According to the results above, both the protein and mRNA expression of CKLF-1 were higher in keloid tissues than in normal skin tissues or scar tissues. However, another interesting result occurred in our study: between the KS group and the other 2 normal skin groups, there was a significant difference in CKLF-1 expression; however, no significant difference in IL-6, IL-8, IL-18, or TGF-β expression was found. To analyze this phenomenon, we considered the following possibility: first, according to the expression results of CKLF-1 and H&E staining, CKLF-1 protein levels were higher in the K group with active inflammation. By contrast, the other groups showed light inflammatory cell infiltration. Moreover, keloid patients usually have a history of skin damage.[24] Therefore, CKLF-1 might have the effect of enhancing the inflammatory reaction or extending the inflammation time after particular stimuli such as skin injury. However, normal skin tissue in the absence of such stimulation may not activate the CKLF-1 expression that leads to the low level of inflammatory factors.
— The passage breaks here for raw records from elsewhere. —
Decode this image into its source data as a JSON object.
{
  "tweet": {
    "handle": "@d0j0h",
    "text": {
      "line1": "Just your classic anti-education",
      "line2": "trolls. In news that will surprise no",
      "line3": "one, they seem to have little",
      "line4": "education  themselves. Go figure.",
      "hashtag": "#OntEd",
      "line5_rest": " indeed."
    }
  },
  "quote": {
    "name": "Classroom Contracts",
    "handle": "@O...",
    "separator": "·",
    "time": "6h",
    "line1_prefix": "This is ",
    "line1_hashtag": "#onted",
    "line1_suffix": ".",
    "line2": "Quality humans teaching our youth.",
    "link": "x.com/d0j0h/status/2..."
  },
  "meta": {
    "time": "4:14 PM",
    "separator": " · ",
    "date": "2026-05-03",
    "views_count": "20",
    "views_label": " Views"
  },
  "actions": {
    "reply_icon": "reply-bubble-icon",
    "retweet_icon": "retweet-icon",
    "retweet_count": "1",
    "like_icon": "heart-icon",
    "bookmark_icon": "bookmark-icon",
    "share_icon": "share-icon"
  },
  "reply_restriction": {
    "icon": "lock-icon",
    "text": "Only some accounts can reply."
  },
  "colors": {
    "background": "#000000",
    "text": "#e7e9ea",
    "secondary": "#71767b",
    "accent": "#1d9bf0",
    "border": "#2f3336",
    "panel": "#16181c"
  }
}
Second, the expression results of CKLF-1 and other factors among the normal skin groups indicated that CKLF-1 may not show a standard high positive correlation with these inflammatory factors. Therefore, there might be a baseline of CKLF-1 expression required to activate the release of inflammatory factors.
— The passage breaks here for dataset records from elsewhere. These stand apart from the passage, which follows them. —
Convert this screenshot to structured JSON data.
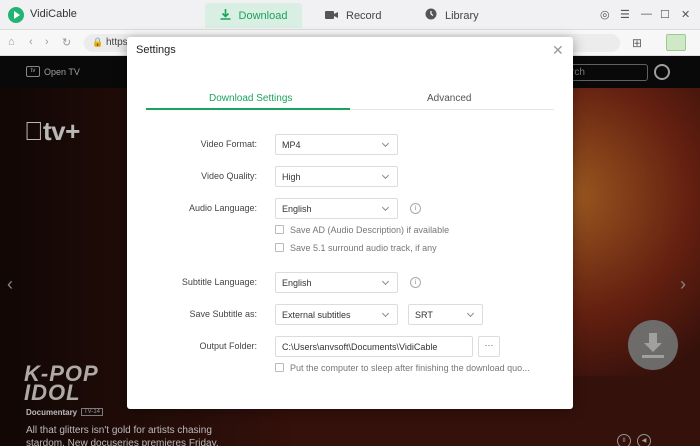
{
  "app": {
    "name": "VidiCable"
  },
  "tabs": {
    "download": "Download",
    "record": "Record",
    "library": "Library"
  },
  "address": {
    "url": "https"
  },
  "site": {
    "open_tv": "Open TV",
    "brand": "tv+",
    "search_placeholder": "rch",
    "show_title_line1": "K-POP",
    "show_title_line2": "IDOL",
    "category": "Documentary",
    "rating": "TV-14",
    "promo": "All that glitters isn't gold for artists chasing stardom. New docuseries premieres Friday."
  },
  "dialog": {
    "title": "Settings",
    "tab_download": "Download Settings",
    "tab_advanced": "Advanced",
    "video_format_label": "Video Format:",
    "video_format_value": "MP4",
    "video_quality_label": "Video Quality:",
    "video_quality_value": "High",
    "audio_language_label": "Audio Language:",
    "audio_language_value": "English",
    "save_ad_label": "Save AD (Audio Description) if available",
    "save_51_label": "Save 5.1 surround audio track, if any",
    "subtitle_language_label": "Subtitle Language:",
    "subtitle_language_value": "English",
    "save_subtitle_label": "Save Subtitle as:",
    "save_subtitle_value": "External subtitles",
    "subtitle_format_value": "SRT",
    "output_folder_label": "Output Folder:",
    "output_folder_value": "C:\\Users\\anvsoft\\Documents\\VidiCable",
    "browse_label": "···",
    "sleep_label": "Put the computer to sleep after finishing the download quo..."
  },
  "colors": {
    "accent": "#1aa35c",
    "tab_active_bg": "#d9efe3"
  }
}
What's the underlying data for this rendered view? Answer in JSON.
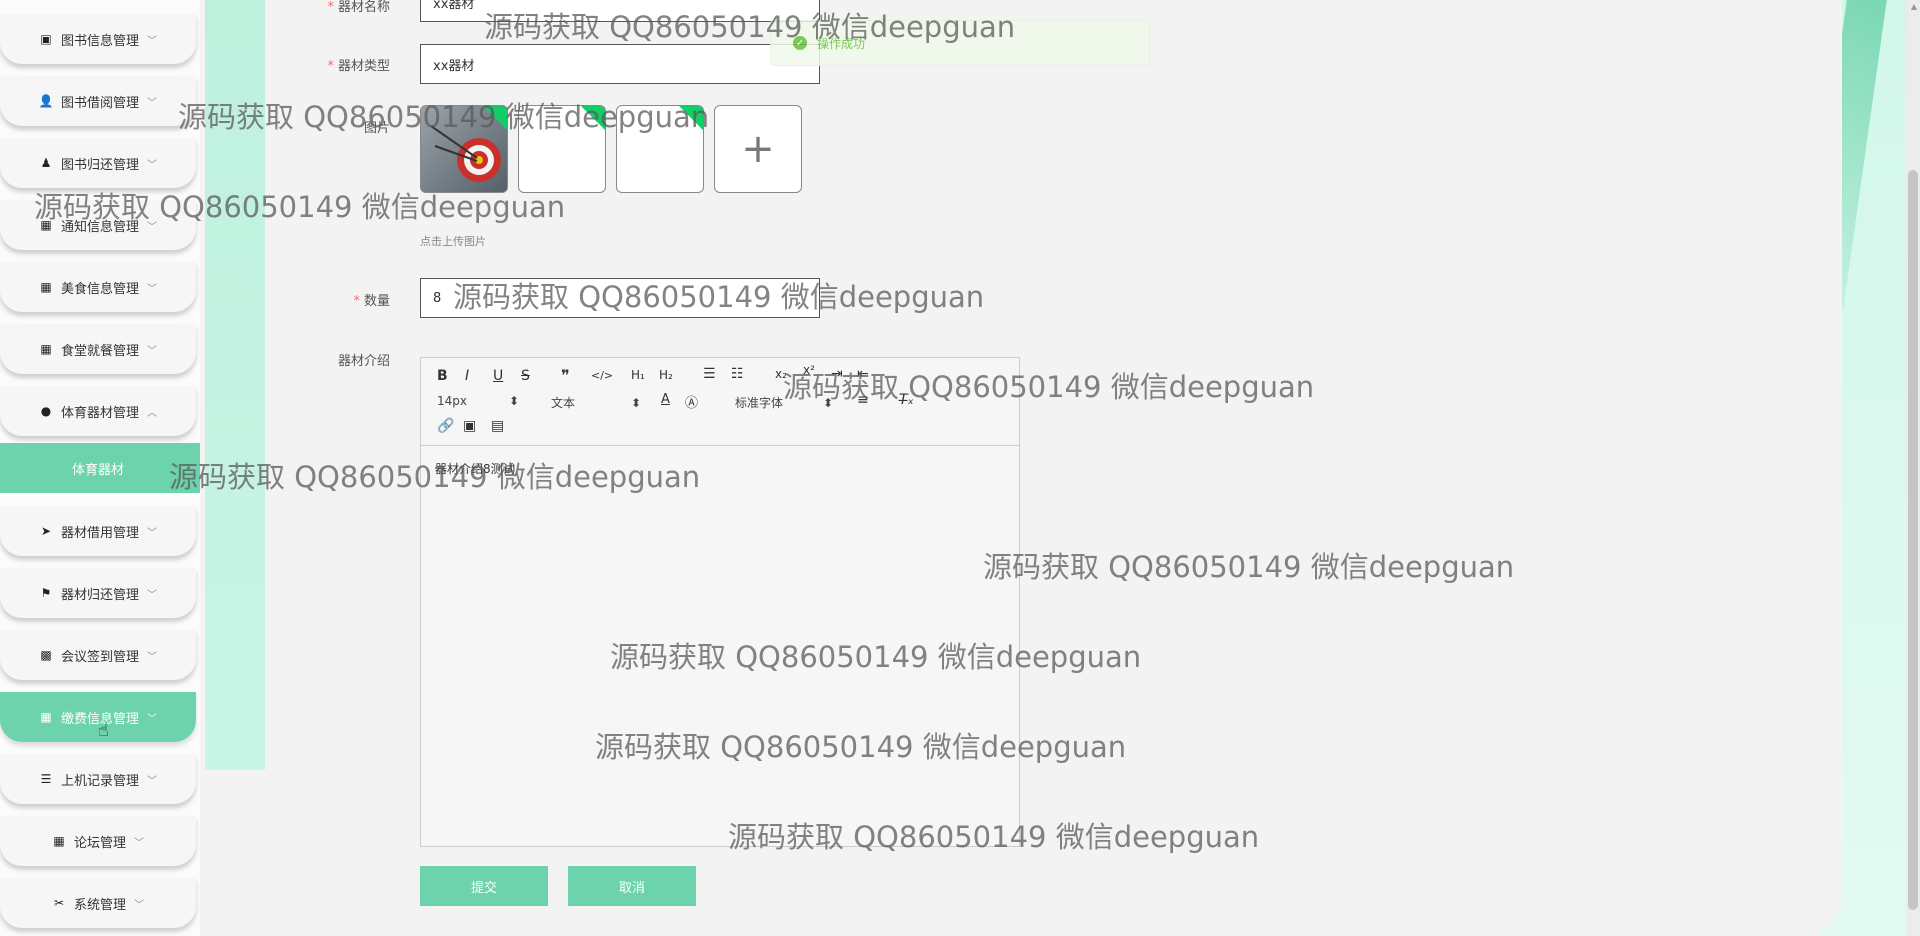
{
  "sidebar": {
    "items": [
      {
        "label": "图书信息管理",
        "icon": "book-icon"
      },
      {
        "label": "图书借阅管理",
        "icon": "user-icon"
      },
      {
        "label": "图书归还管理",
        "icon": "stamp-icon"
      },
      {
        "label": "通知信息管理",
        "icon": "grid-icon"
      },
      {
        "label": "美食信息管理",
        "icon": "grid-icon"
      },
      {
        "label": "食堂就餐管理",
        "icon": "grid-icon"
      },
      {
        "label": "体育器材管理",
        "icon": "bulb-icon"
      },
      {
        "label": "器材借用管理",
        "icon": "send-icon"
      },
      {
        "label": "器材归还管理",
        "icon": "flag-icon"
      },
      {
        "label": "会议签到管理",
        "icon": "grid9-icon"
      },
      {
        "label": "缴费信息管理",
        "icon": "grid-icon"
      },
      {
        "label": "上机记录管理",
        "icon": "list-icon"
      },
      {
        "label": "论坛管理",
        "icon": "grid-icon"
      },
      {
        "label": "系统管理",
        "icon": "tools-icon"
      }
    ],
    "submenu_label": "体育器材"
  },
  "form": {
    "name_label": "器材名称",
    "name_value": "xx器材",
    "type_label": "器材类型",
    "type_value": "xx器材",
    "image_label": "图片",
    "upload_hint": "点击上传图片",
    "quantity_label": "数量",
    "quantity_value": "8",
    "intro_label": "器材介绍",
    "intro_content": "器材介绍8测试",
    "submit_label": "提交",
    "cancel_label": "取消"
  },
  "editor_toolbar": {
    "font_size": "14px",
    "block_type": "文本",
    "font_family": "标准字体",
    "buttons": [
      "B",
      "I",
      "U",
      "S",
      "❞",
      "</>",
      "H₁",
      "H₂"
    ]
  },
  "toast": {
    "message": "操作成功"
  },
  "watermark": "源码获取 QQ86050149 微信deepguan",
  "colors": {
    "accent": "#6dd3ad",
    "success": "#67c23a",
    "required": "#f56c6c"
  }
}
As a novel human cytokine isolated from PHA-stimulated U937 cells,[6] the study of CKLF-1's biological effects is still in the preliminary stage. Our study first assessed the expression level of CKLF-1 in keloid tissues in comparison with normal tissues and normal scar tissues, and it concluded that CKLF-1 expression and inflammation may be some of the causes of keloid. We also inferred that CKLF-1 may help identify keloid-predisposed individuals. It has been reported that CKLF-1 expression has a close relationship with the occurrence and development of inflammation. Thus, CKLF-1 expression may play an important role in the pathogenesis of inflammatory diseases and keloid formation. The mechanism of this process needs to be further explored.
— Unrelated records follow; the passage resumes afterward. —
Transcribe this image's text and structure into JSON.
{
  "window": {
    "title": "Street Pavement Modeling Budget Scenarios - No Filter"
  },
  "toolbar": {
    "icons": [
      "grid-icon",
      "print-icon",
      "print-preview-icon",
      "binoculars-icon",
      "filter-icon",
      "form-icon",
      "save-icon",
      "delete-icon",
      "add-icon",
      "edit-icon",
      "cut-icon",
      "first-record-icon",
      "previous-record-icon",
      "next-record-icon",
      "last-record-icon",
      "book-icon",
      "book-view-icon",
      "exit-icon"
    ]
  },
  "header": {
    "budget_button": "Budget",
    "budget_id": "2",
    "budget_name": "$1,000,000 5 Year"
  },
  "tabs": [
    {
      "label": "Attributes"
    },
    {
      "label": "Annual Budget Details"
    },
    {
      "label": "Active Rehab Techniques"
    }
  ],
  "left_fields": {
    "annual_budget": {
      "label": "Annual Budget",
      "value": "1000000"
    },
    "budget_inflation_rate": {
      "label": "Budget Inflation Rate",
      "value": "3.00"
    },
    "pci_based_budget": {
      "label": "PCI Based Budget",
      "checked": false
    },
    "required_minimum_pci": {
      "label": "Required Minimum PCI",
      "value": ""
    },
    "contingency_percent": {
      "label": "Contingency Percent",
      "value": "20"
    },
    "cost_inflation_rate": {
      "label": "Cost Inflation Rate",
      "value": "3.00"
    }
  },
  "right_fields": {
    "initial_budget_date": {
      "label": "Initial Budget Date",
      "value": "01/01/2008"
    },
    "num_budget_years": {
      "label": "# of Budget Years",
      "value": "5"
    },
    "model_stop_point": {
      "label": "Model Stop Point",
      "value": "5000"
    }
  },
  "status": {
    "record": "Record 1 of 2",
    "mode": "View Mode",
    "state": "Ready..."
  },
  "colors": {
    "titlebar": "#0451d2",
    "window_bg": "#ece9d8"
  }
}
CKLF-1 is overexpressed in keloid tissues, implying that CKLF-1 may have a functional role in keloid occurrence and development and that it may be a new target for the treatment of patients with keloid. Compared with normal skin tissues in patients without keloid, normal skin tissues in keloid patients also have a higher expression of CKLF-1; thus, CKLF-1 could be an indicating factor for keloid-predisposed individuals. To confirm the role in predisposition to keloids, more samples and in vitro studies and genetic researches are needed, which are the limitation of the study.

CONCLUSION

In our study, CKLF-1 and other inflammatory factors were overexpressed in the samples from keloid patients, indicating that the formation of keloid may be related to inflammation and that CKLF-1 may play an important role in this process. In addition, there is significant difference of CKLF-1 expression in normal skin tissue between keloid and nonkeloid patients, implying that CKLF-1 may help predict keloids. In this case, CKLF-1 may become a new focus for researching mechanism of keloid formation.